The journal Science announced today the retraction of the widely covered gay-marriage study — a study that suggested that gay canvassers can change people's minds about same-sex marriage. In a statement, the journal cites a number of concerns about the work, including the researchers' "inability to produce original data" — a fact that makes verifying the study's results impossible.
The study was published in December of last year, and has been the subject a quite a bit of controversy recently. Retraction Watch reported last week that researchers at the University of California-Berkeley — researchers who were initially impressed by the work — had noted irregularities in some of the survey data cited in the study. Their concerns led them to call the survey company that the study's researchers said had conducted the work. The company said that they had done no such thing. Following the report, study co-author and University of California-Los Angeles, political scientist Donald Green called for the study's retraction.
In its statement, Science cites three reasons for the decision:
(1) the misrepresentation of survey incentives; (2) false statements of sponsorship; and (3) the inability to produce original data, which makes it impossible to verify or alleviate concerns about statistical irregularities documented in an independent online response to the original work.

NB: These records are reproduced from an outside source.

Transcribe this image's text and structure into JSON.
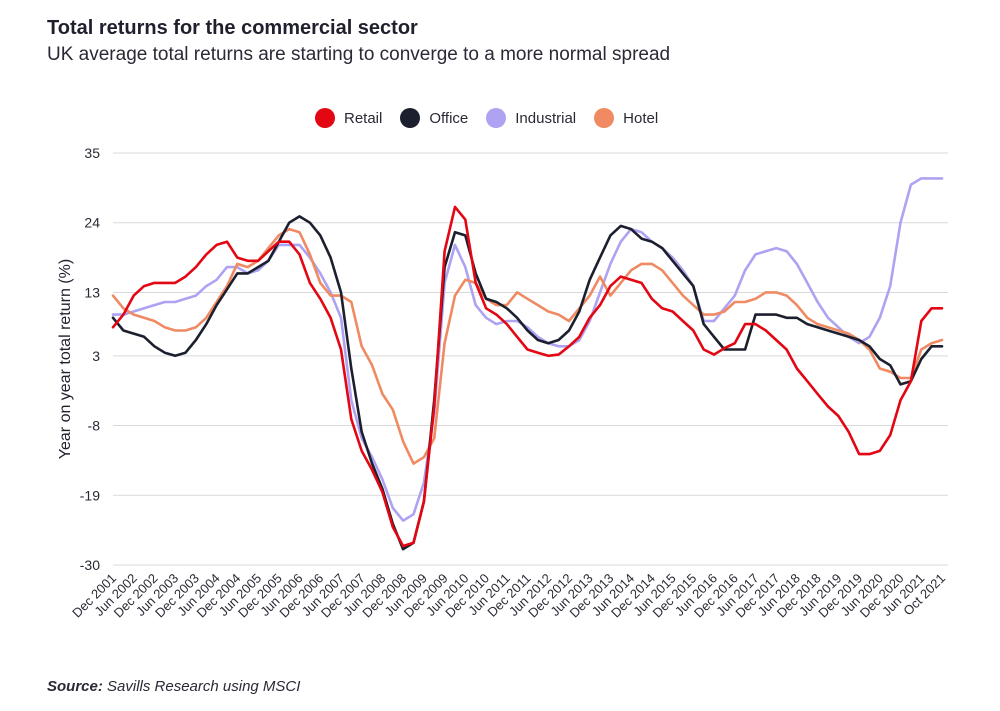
{
  "title": "Total returns for the commercial sector",
  "subtitle": "UK average total returns are starting to converge to a more normal spread",
  "source_label": "Source:",
  "source_text": "Savills Research using MSCI",
  "chart_data": {
    "type": "line",
    "ylabel": "Year on year total return (%)",
    "xlabel": "",
    "ylim": [
      -30,
      35
    ],
    "yticks": [
      35,
      24,
      13,
      3,
      -8,
      -19,
      -30
    ],
    "grid": true,
    "legend_position": "top-center",
    "x": [
      "Dec 2001",
      "Mar 2002",
      "Jun 2002",
      "Sep 2002",
      "Dec 2002",
      "Mar 2003",
      "Jun 2003",
      "Sep 2003",
      "Dec 2003",
      "Mar 2004",
      "Jun 2004",
      "Sep 2004",
      "Dec 2004",
      "Mar 2005",
      "Jun 2005",
      "Sep 2005",
      "Dec 2005",
      "Mar 2006",
      "Jun 2006",
      "Sep 2006",
      "Dec 2006",
      "Mar 2007",
      "Jun 2007",
      "Sep 2007",
      "Dec 2007",
      "Mar 2008",
      "Jun 2008",
      "Sep 2008",
      "Dec 2008",
      "Mar 2009",
      "Jun 2009",
      "Sep 2009",
      "Dec 2009",
      "Mar 2010",
      "Jun 2010",
      "Sep 2010",
      "Dec 2010",
      "Mar 2011",
      "Jun 2011",
      "Sep 2011",
      "Dec 2011",
      "Mar 2012",
      "Jun 2012",
      "Sep 2012",
      "Dec 2012",
      "Mar 2013",
      "Jun 2013",
      "Sep 2013",
      "Dec 2013",
      "Mar 2014",
      "Jun 2014",
      "Sep 2014",
      "Dec 2014",
      "Mar 2015",
      "Jun 2015",
      "Sep 2015",
      "Dec 2015",
      "Mar 2016",
      "Jun 2016",
      "Sep 2016",
      "Dec 2016",
      "Mar 2017",
      "Jun 2017",
      "Sep 2017",
      "Dec 2017",
      "Mar 2018",
      "Jun 2018",
      "Sep 2018",
      "Dec 2018",
      "Mar 2019",
      "Jun 2019",
      "Sep 2019",
      "Dec 2019",
      "Mar 2020",
      "Jun 2020",
      "Sep 2020",
      "Dec 2020",
      "Mar 2021",
      "Jun 2021",
      "Sep 2021",
      "Oct 2021"
    ],
    "xticklabels": [
      "Dec 2001",
      "Jun 2002",
      "Dec 2002",
      "Jun 2003",
      "Dec 2003",
      "Jun 2004",
      "Dec 2004",
      "Jun 2005",
      "Dec 2005",
      "Jun 2006",
      "Dec 2006",
      "Jun 2007",
      "Dec 2007",
      "Jun 2008",
      "Dec 2008",
      "Jun 2009",
      "Dec 2009",
      "Jun 2010",
      "Dec 2010",
      "Jun 2011",
      "Dec 2011",
      "Jun 2012",
      "Dec 2012",
      "Jun 2013",
      "Dec 2013",
      "Jun 2014",
      "Dec 2014",
      "Jun 2015",
      "Dec 2015",
      "Jun 2016",
      "Dec 2016",
      "Jun 2017",
      "Dec 2017",
      "Jun 2018",
      "Dec 2018",
      "Jun 2019",
      "Dec 2019",
      "Jun 2020",
      "Dec 2020",
      "Jun 2021",
      "Oct 2021"
    ],
    "series": [
      {
        "name": "Retail",
        "color": "#e30613",
        "values": [
          7.5,
          9.5,
          12.5,
          14,
          14.5,
          14.5,
          14.5,
          15.5,
          17,
          19,
          20.5,
          21,
          18.5,
          18,
          18,
          19.5,
          21,
          21,
          19,
          14.5,
          12,
          9,
          4,
          -7,
          -12,
          -15,
          -18.5,
          -24,
          -27,
          -26.5,
          -20,
          -5,
          19.5,
          26.5,
          24.5,
          14.5,
          10.5,
          9.5,
          8,
          6,
          4,
          3.5,
          3,
          3.2,
          4.5,
          6,
          9,
          11,
          14,
          15.5,
          15,
          14.5,
          12,
          10.5,
          10,
          8.5,
          7,
          4,
          3.2,
          4.2,
          5,
          8,
          8,
          7,
          5.5,
          4,
          1,
          -1,
          -3,
          -5,
          -6.5,
          -9,
          -12.5,
          -12.5,
          -12,
          -9.5,
          -4,
          -1,
          8.5,
          10.5,
          10.5
        ]
      },
      {
        "name": "Office",
        "color": "#1c1f2e",
        "values": [
          9,
          7,
          6.5,
          6,
          4.5,
          3.5,
          3,
          3.5,
          5.5,
          8,
          11,
          13.5,
          16,
          16,
          17,
          18,
          21,
          24,
          25,
          24,
          22,
          18.5,
          13,
          1,
          -9,
          -14,
          -18,
          -23.5,
          -27.5,
          -26.5,
          -20,
          -4,
          17,
          22.5,
          22,
          16,
          12,
          11.5,
          10.5,
          9,
          7,
          5.5,
          5,
          5.5,
          7,
          10,
          15,
          18.5,
          22,
          23.5,
          23,
          21.5,
          21,
          20,
          18,
          16,
          14,
          8,
          6,
          4,
          4,
          4,
          9.5,
          9.5,
          9.5,
          9,
          9,
          8,
          7.5,
          7,
          6.5,
          6,
          5.5,
          4.5,
          2.5,
          1.5,
          -1.5,
          -1,
          2.5,
          4.5,
          4.5
        ]
      },
      {
        "name": "Industrial",
        "color": "#aea2f2",
        "values": [
          9.5,
          9.5,
          10,
          10.5,
          11,
          11.5,
          11.5,
          12,
          12.5,
          14,
          15,
          17,
          17,
          16,
          16.5,
          18,
          20.5,
          20.5,
          20.5,
          18.5,
          16,
          13,
          9,
          -4,
          -10,
          -13,
          -16.5,
          -21,
          -23,
          -22,
          -17,
          -6,
          14.5,
          20.5,
          17,
          11,
          9,
          8,
          8.5,
          8.5,
          7.5,
          6,
          5,
          4.5,
          4.5,
          5.5,
          8.5,
          13,
          17.5,
          21,
          23,
          22.5,
          21,
          20,
          18.5,
          16.5,
          14,
          8.5,
          8.5,
          10.5,
          12.5,
          16.5,
          19,
          19.5,
          20,
          19.5,
          17.5,
          14.5,
          11.5,
          9,
          7.5,
          6,
          5,
          6,
          9,
          14,
          24,
          30,
          31,
          31,
          31
        ]
      },
      {
        "name": "Hotel",
        "color": "#ef8a62",
        "values": [
          12.5,
          10.5,
          9.5,
          9,
          8.5,
          7.5,
          7,
          7,
          7.5,
          9,
          11.5,
          14,
          17.5,
          17,
          18,
          20,
          22,
          23,
          22.5,
          19,
          14.5,
          12.5,
          12.5,
          11.5,
          4.5,
          1.5,
          -3,
          -5.5,
          -10.5,
          -14,
          -13,
          -10,
          5,
          12.5,
          15,
          14.5,
          12,
          11,
          11,
          13,
          12,
          11,
          10,
          9.5,
          8.5,
          10.5,
          12.5,
          15.5,
          12.5,
          14.5,
          16.5,
          17.5,
          17.5,
          16.5,
          14.5,
          12.5,
          11,
          9.5,
          9.5,
          10,
          11.5,
          11.5,
          12,
          13,
          13,
          12.5,
          11,
          9,
          8,
          7.5,
          7,
          6.5,
          5.5,
          4,
          1,
          0.5,
          -0.5,
          -0.5,
          4,
          5,
          5.5
        ]
      }
    ]
  }
}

The retraction has been issued without the agreement of Michael LaCour, a political science student at the University of California, Los Angeles, and a co-author of the study, reports Science Insider. Questions about the LaCour's previously published work have also begun to surface, in addition to claims that he fabricated a teaching award. LaCour's PhD advisor, Lynn Vavreck, told Science Insider that the university asked her not to speak to the media until the investigation into the research allegations had been concluded.